The Newest Way Of Raising Kids
The man passed out as he exited the front door onto his porch. Someone dialed 911. When the paramedics arrived, they helped him regain consciousness and asked if he knew what caused him to faint. “It was enough to make anybody do so,” he said. “My son asked me for the keys to the garage and instead of driving the car out, he came out with the lawn mower.” Well, it’s parents and lawn-mowers I want to discuss.
Helicopter dads like to hover up above and tiger moms like to roar down below, but now make room for a whole new breed of mothers and fathers, lawn-mower parents: folks who go to great lengths to prevent their child(ren) from having to face any adversity at all – and they do so by removing all obstacles found in the way. (They’re also called curling parents, who, like a broom sweeper in the sport, groom an area clear in anticipation of their child’s arrival to it). Up north, instead of lawn-mower parents, the concept is called snow-plow parents.
Here are some examples:
Bye-Bye, Fido And Fluffy – Before the child is born, a new home is found for the dog or cat, so there’s zero chance the infant might be scratched or nicked.
Batten Down The Hatches – When the toddler’s walking, all that’s moveable is put away or glued down, so the little one will not have to hear a stern “No!”
Bigger Is Better – If a child is near the class cut-off date, making them the youngest, then they’re held back a year so they’ll be the biggest and smartest.
Everyone’s A Winner – Games are chosen and played with no score kept, so the emphasis is on fun; cooperation instead of having winners and losers.
Failure Is Not An Option – Young people are enrolled in educational school programs where there are: no grades, no failing and no hurry.

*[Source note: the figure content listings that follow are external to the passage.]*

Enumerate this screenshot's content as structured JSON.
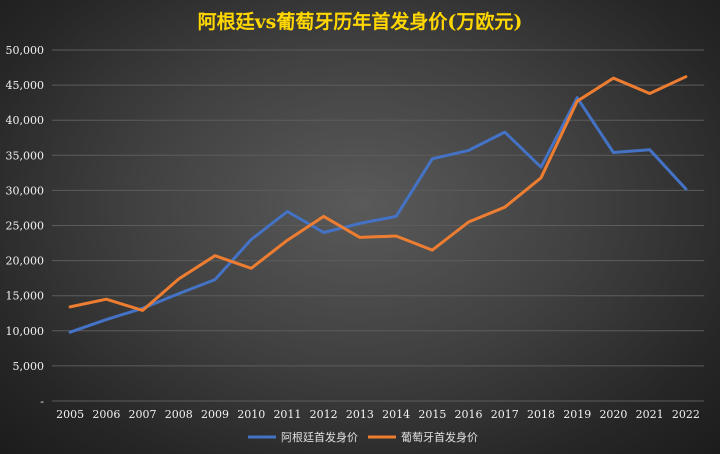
{
  "chart_data": {
    "type": "line",
    "title": "阿根廷vs葡萄牙历年首发身价(万欧元)",
    "xlabel": "",
    "ylabel": "",
    "categories": [
      "2005",
      "2006",
      "2007",
      "2008",
      "2009",
      "2010",
      "2011",
      "2012",
      "2013",
      "2014",
      "2015",
      "2016",
      "2017",
      "2018",
      "2019",
      "2020",
      "2021",
      "2022"
    ],
    "ylim": [
      0,
      50000
    ],
    "yticks": [
      0,
      5000,
      10000,
      15000,
      20000,
      25000,
      30000,
      35000,
      40000,
      45000,
      50000
    ],
    "ytick_labels": [
      "-",
      "5,000",
      "10,000",
      "15,000",
      "20,000",
      "25,000",
      "30,000",
      "35,000",
      "40,000",
      "45,000",
      "50,000"
    ],
    "grid": true,
    "legend_position": "bottom",
    "series": [
      {
        "name": "阿根廷首发身价",
        "color": "#4472C4",
        "values": [
          9800,
          11600,
          13200,
          15300,
          17300,
          23000,
          27000,
          24000,
          25300,
          26300,
          34500,
          35700,
          38300,
          33300,
          43200,
          35400,
          35800,
          30200
        ]
      },
      {
        "name": "葡萄牙首发身价",
        "color": "#ED7D31",
        "values": [
          13400,
          14500,
          12900,
          17400,
          20700,
          18900,
          22900,
          26300,
          23300,
          23500,
          21500,
          25500,
          27600,
          31800,
          42700,
          46000,
          43800,
          46200
        ]
      }
    ]
  }
}
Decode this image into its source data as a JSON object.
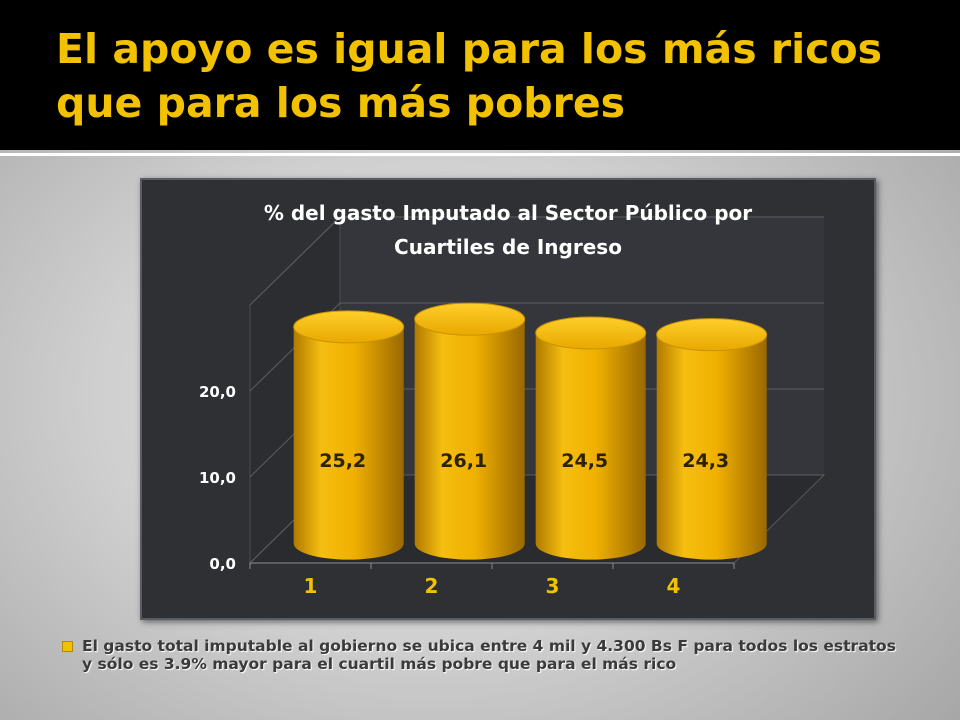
{
  "slide": {
    "title_line1": "El apoyo es igual para los más ricos",
    "title_line2": "que para los más pobres",
    "bullet_text": "El gasto total imputable al gobierno se ubica entre 4 mil y 4.300 Bs F para todos los estratos y sólo es 3.9% mayor para  el cuartil más pobre  que para el más rico"
  },
  "colors": {
    "title": "#f2c200",
    "bar": "#f0b400",
    "panel": "#2f3034"
  },
  "chart_data": {
    "type": "bar",
    "title_line1": "% del gasto Imputado al Sector Público por",
    "title_line2": "Cuartiles de Ingreso",
    "categories": [
      "1",
      "2",
      "3",
      "4"
    ],
    "values": [
      25.2,
      26.1,
      24.5,
      24.3
    ],
    "value_labels": [
      "25,2",
      "26,1",
      "24,5",
      "24,3"
    ],
    "y_ticks": [
      0,
      10,
      20
    ],
    "y_tick_labels": [
      "0,0",
      "10,0",
      "20,0"
    ],
    "ylim": [
      0,
      30
    ],
    "grid": true,
    "legend": "none",
    "style": "3d-cylinder"
  }
}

Surprisingly, a Canadian education psychologist took lawn-mower parenting to task; stating that such coddling will not help, but only harm a child’s long-term development. Dr. Jillian Roberts told Global News Canada, “When fathers and mothers deprive their children of opportunities to practice problem-solving skills, their parenting is actually detrimental to the kids. In fact, what they are really communicating is: “I don’t think you’re capable of handling this on your own.”
The bottom line?
Our job is not to prepare the road for the child. Our job is to prepare the child for the road.